@wrathematics pointed me to his ngram R package for constructing and simulating from n-grams from text.
I’d recently grabbed the text of the hobbit, and so I applied it to that text, with amusing results.
Here’s the code I used to grab the text.
library(XML)
stem <- "http://www.5novels.com/classics/u5688"
hobbit <- NULL
for(i in 1:74) {
cat(i,"\n")
if(i==1) {
url <- paste0(stem, ".html")
} else {
url <- paste0(stem, "_", i, ".html")
}
x <- htmlTreeParse(url, useInternalNodes=TRUE)

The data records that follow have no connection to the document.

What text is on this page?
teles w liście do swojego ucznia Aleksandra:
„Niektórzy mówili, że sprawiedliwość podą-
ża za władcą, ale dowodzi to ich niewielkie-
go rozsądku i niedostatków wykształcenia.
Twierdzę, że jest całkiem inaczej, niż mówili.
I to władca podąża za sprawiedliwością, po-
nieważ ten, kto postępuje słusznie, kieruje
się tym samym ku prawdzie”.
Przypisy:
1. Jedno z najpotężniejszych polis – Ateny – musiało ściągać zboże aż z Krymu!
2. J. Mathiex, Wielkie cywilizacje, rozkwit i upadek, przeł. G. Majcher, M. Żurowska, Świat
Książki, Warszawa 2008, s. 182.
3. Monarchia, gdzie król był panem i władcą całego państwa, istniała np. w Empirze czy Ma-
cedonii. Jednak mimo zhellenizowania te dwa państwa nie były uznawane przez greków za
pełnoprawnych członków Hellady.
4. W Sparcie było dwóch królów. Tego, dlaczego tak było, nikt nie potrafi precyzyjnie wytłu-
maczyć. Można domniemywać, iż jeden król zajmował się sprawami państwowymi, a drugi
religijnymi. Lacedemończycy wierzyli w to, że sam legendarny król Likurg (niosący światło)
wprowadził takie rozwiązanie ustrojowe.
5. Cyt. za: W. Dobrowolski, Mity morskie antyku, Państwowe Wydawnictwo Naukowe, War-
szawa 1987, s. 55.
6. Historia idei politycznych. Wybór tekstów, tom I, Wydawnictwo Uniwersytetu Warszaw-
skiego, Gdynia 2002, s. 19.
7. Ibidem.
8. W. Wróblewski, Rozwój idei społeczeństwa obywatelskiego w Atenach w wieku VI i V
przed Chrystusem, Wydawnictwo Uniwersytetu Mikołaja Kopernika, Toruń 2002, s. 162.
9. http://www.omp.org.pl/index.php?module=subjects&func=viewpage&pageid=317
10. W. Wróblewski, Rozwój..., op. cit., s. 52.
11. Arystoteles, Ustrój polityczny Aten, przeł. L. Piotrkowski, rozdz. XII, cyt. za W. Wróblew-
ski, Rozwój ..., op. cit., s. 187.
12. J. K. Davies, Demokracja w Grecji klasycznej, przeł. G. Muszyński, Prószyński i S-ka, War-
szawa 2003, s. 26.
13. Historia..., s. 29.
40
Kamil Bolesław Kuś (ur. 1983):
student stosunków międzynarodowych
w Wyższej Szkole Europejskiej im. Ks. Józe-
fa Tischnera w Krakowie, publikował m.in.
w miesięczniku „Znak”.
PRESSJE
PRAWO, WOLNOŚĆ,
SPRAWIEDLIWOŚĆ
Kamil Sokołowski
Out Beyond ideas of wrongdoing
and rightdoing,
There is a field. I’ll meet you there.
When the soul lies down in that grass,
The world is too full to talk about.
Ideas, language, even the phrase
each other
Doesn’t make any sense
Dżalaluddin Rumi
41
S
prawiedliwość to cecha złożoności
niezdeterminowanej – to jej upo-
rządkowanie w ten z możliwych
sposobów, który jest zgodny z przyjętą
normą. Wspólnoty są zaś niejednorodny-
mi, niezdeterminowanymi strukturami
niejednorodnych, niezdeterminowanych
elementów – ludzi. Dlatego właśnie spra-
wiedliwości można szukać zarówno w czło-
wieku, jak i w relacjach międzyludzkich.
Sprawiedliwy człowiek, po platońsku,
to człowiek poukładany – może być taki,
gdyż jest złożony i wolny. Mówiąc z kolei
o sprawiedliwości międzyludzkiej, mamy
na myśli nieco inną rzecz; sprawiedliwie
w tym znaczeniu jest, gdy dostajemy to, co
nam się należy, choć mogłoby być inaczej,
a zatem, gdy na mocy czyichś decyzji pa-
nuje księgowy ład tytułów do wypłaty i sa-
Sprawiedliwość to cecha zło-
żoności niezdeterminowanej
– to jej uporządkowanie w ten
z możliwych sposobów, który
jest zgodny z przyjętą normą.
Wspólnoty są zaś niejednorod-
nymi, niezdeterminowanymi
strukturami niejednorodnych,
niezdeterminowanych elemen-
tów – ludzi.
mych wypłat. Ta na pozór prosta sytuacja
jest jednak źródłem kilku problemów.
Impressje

xx <- xpathApply(x, "//p", xmlValue)
hobbit <- c(hobbit, gsub("\r", "", xx[-length(xx)]))
Sys.sleep(0.5)
}
Then calculate the ngrams with n=2.
library(ngram)
ng2 <- ngram(hobbit, n=2)
Simulate some number of words with babble()
. If you use the seed
argument, you can get the result reproducibly.

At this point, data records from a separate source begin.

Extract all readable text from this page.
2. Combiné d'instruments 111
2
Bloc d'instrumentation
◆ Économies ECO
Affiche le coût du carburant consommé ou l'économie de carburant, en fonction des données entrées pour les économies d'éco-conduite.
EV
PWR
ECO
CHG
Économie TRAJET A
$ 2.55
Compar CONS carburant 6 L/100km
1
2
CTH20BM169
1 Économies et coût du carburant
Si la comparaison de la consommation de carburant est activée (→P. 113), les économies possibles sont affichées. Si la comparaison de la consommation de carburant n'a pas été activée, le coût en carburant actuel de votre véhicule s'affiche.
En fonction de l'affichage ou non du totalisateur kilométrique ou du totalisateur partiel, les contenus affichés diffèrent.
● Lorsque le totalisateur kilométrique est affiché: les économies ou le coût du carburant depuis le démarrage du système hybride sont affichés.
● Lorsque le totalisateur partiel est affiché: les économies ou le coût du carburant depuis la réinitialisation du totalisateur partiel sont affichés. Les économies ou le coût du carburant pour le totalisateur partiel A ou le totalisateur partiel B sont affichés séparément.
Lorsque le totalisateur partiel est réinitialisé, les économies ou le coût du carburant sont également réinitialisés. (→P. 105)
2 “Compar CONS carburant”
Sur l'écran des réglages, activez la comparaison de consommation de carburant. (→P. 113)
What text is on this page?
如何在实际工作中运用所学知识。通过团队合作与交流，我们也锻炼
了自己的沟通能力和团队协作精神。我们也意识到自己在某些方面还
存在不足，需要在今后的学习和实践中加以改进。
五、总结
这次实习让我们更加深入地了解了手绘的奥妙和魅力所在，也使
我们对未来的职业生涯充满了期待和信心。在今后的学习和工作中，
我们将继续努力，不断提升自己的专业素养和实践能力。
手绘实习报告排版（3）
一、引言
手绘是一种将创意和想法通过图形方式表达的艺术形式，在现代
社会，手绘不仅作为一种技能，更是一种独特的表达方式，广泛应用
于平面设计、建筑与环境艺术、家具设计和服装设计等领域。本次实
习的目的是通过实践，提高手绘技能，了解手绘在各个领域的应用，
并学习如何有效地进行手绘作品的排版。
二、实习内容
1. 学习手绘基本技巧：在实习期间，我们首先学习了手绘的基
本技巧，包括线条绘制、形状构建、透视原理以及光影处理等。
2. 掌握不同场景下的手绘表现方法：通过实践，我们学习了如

babble(ng2, 48, seed=53482175)
into trees, and then bore to the Mountain to go through?" groaned the hobbit. “Well, are you doing, And where are you doing, And where are you?” it squeaked, as it was no answer. They were surly and angry and puzzled at finding them here in their holes
Update: @wrathematics suggested that I mix two texts, so here’s a bit from the Hobbit in the Hat (The Hobbit with 59× Cat in the Hat – up-sampled to match lengths.) But there’s maybe not enough overlap between the two texts to get much of a mixture.
“I am Gandalf,” said the fish. This is no way at all!
already off his horse and among the goblin and the dragon, who had remained behind to guard the door. “Something is outside!” Bilbo’s heart jumped into his boat on to sharp rocks below; but there was a good game, Said our fish No! No! Those Things should not fly.